Савва Дангулов – Новый посол (страница 37)
И еще он увидел во сне, как бежал от тети Нюси на Черные горы. Отчего бежал? Наверно, от стыда, а еще вернее — от страха. Да, он явственно видел: земля здесь была обнаженной, порезанной дождевыми водами, точно ножами. Нет, это была не маслянистая чернота почвы, а неуязвимо-жесткая твердость глины и камня. Владик смотрел вокруг, ступая по черной земле. Он думал о том, как неистово красны здесь зори. Наверно, накаляется все вокруг, как на углях... Только на таком огне и забудешься, только на нем и спалишь беду. От зорьки до зорьки, а потом опять до зорьки... так, чтобы сон был каменным, как эта земля... Нет, в самом деле, пусть сомкнутся день и ночь, только зори пусть горят. Владик упал на землю, приник к ней всем телом. Земля все еще берегла тепло знойного дня и не казалась мертвой. Было хорошо лежать на этой земле, все тревожное, что замутило душу, уходило в землю. Казалось, что твердый камень горя, что залег где-то в груди (поднеси пальцы — прощупаешь), и тот раздался. В те немногие минуты, когда Владик поднимал голову, он видел угольно-пепельный горб камня и желтую полоску зари вдали, неживую. И все казалось привычным здесь: и пустошь, и желтый отсвет зари, разве вот только человек да и его голос: «Я уже отчаялась отыскать тебя... Владь...» Он поднял голову — она. Улыбка стала какой-то несмелой, и заострились плечи, как тогда, когда она была девушкой и приходила делать алгебру. «Ты что так смотришь на меня?.. Забрался на край света и смотришь...» Вдруг ему все показалось каким-то необычным: каменный горб, вытолкнутый наружу самой землей, желтая веточка зари и Капа, пришедшая из детства, он видел ее такой только тогда. «У меня ноги... затекли! — сказала она и, наклонившись, коснулась коленей. — Хоть бы сесть предложил...» — «Садись...» — он показал подле себя на землю. Она села, закрыв глаза и припав спиной к каменной глыбе, точно желая все отдать ей, все ненастное, что замутило сердце. «Владь... — тоненькая слезинка проточилась у нее меж веками и повисла на щеке. Она подняла руку, чтобы снять слезу, и неожиданно опустила. — И у меня... всегда будет гореть вот здесь... Всегда. — Она поднесла руки к горлу и отняла, внимательно посмотрела на руку. — Кожа... гусиная, как-то холодно стало сразу...»

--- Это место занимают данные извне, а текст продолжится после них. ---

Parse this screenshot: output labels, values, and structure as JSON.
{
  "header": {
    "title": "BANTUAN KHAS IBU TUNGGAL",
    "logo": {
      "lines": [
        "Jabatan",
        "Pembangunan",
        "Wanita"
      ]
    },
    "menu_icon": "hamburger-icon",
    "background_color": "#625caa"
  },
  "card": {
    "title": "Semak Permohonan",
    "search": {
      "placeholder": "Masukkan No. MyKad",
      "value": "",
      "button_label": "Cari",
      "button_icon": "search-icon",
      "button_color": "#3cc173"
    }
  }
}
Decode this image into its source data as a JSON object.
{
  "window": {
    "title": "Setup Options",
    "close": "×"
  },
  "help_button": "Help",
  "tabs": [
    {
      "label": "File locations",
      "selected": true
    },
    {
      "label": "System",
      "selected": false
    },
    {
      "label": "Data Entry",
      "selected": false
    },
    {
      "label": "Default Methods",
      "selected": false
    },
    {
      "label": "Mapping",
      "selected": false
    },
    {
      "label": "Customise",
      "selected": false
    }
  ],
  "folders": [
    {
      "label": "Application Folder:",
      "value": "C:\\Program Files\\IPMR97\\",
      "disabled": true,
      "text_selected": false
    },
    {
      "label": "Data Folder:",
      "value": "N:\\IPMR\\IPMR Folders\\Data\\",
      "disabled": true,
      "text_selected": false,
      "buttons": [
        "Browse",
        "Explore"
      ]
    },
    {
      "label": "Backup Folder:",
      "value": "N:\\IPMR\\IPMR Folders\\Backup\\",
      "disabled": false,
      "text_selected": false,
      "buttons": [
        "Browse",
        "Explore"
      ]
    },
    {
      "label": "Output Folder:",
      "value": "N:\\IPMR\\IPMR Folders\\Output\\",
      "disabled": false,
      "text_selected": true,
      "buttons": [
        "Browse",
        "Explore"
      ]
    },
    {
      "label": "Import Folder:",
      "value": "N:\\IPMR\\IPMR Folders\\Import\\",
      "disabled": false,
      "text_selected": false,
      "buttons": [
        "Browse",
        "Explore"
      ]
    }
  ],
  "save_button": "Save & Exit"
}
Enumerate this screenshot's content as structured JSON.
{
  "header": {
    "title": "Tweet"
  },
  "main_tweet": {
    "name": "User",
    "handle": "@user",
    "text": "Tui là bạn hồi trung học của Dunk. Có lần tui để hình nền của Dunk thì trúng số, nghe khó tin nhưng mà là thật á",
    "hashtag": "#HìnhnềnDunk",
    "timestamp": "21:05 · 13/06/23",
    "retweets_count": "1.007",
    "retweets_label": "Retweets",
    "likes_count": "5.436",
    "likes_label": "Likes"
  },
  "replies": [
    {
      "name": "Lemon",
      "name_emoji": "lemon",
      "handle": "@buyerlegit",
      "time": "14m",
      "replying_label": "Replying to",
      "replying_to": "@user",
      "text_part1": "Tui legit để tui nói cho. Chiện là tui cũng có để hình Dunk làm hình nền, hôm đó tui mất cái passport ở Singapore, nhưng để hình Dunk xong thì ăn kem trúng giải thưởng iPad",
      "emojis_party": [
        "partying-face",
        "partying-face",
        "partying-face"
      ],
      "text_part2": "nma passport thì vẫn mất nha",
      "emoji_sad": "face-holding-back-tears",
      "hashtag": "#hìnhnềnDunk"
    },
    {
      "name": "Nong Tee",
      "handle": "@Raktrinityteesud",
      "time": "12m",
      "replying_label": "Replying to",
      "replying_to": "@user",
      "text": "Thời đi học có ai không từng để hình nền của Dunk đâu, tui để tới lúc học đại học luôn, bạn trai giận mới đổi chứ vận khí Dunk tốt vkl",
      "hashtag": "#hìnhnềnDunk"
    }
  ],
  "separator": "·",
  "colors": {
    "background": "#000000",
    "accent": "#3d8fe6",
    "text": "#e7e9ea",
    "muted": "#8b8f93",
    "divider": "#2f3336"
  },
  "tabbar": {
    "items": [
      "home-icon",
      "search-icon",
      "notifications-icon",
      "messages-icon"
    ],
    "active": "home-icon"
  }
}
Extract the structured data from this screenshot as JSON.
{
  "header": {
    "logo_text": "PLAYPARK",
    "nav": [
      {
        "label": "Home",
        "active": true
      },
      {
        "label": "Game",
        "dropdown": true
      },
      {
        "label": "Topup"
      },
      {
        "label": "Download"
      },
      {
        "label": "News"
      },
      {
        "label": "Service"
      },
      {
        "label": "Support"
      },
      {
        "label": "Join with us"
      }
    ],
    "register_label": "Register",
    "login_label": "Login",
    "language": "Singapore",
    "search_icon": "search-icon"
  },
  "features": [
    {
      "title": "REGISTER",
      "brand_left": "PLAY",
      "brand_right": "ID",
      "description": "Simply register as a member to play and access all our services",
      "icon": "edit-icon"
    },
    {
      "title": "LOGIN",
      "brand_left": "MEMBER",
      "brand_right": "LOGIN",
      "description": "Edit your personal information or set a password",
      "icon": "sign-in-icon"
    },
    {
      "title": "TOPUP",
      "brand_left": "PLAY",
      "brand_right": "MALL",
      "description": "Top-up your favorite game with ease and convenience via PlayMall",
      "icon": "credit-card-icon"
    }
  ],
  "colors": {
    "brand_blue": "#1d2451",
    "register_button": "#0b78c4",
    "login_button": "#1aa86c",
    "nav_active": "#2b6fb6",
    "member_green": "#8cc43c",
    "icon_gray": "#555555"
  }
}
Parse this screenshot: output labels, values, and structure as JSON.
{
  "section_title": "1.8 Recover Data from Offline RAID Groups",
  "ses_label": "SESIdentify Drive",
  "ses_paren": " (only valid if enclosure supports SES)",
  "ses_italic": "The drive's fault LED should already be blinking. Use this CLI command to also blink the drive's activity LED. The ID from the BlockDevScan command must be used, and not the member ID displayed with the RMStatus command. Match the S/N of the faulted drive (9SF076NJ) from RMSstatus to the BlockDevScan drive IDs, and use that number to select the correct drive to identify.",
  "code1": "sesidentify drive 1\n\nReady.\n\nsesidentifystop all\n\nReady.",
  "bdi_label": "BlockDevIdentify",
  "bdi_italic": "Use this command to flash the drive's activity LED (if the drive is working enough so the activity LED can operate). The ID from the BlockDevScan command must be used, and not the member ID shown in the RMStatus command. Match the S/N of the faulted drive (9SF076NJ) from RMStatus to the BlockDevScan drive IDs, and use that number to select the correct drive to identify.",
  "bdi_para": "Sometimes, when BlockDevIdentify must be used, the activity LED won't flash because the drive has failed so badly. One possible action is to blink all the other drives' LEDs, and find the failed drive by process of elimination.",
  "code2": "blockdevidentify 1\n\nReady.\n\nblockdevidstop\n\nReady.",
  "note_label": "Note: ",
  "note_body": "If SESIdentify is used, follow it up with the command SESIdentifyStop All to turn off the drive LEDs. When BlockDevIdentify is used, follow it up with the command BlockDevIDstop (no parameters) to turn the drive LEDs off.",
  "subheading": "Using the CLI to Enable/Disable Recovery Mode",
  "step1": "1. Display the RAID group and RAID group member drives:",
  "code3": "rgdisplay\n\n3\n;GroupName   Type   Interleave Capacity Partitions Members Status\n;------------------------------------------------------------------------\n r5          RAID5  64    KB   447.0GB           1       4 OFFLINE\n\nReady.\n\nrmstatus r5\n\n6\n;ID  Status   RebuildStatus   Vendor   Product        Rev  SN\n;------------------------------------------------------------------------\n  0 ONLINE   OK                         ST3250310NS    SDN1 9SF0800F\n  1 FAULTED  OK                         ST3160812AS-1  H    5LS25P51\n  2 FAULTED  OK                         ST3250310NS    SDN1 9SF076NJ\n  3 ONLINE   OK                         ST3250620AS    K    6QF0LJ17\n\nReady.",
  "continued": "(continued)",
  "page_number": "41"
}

Они сейчас сидели рядом, близко придвинувшись друг к другу. Все еще догорала желтая тростинка, и ее слепящее свечение вспыхивало и гасло в степи. А потом заря потускнела, но степь не погасла, она только переменила свечение — мглисто-молочный сумрак растекся повсюду. Они долго сидели, сдвинув плечи, и молчали. «Владь, — заговорила Капа. — Помнишь, как однажды... мы с Андреем встретили тебя на бульваре и... ты плакал?. Я боялась тебя спросить тогда: в этом была виновата я, скажи — я?» Он строго посмотрел на нее — глаза его сузились: «Ты...» А она молчала — хотела сказать и не могла. Нелегко было ей собраться с силами, чтобы сказать. Потом собралась, сказала: «Вот и пришла я...»
У него точно сердце оборвалось — он вскрикнул... Тетя Нюся стояла над ним:
— Что ты, родной мой?.. Ах, господи...
— Не могу я здесь... уеду на Белую, тетя Нюся.
В немом испуге она поднесла пальцы ко рту, но спросить не посмела, — может, догадывалась, а может, робела...
— А как же я, сиротина горемычная? — спросила она, придя в себя. — Как я, Владенька?..
— А вы со мной, тетя Нюся...
Ее пальцы, поднесенные ко рту, все еще дрожали.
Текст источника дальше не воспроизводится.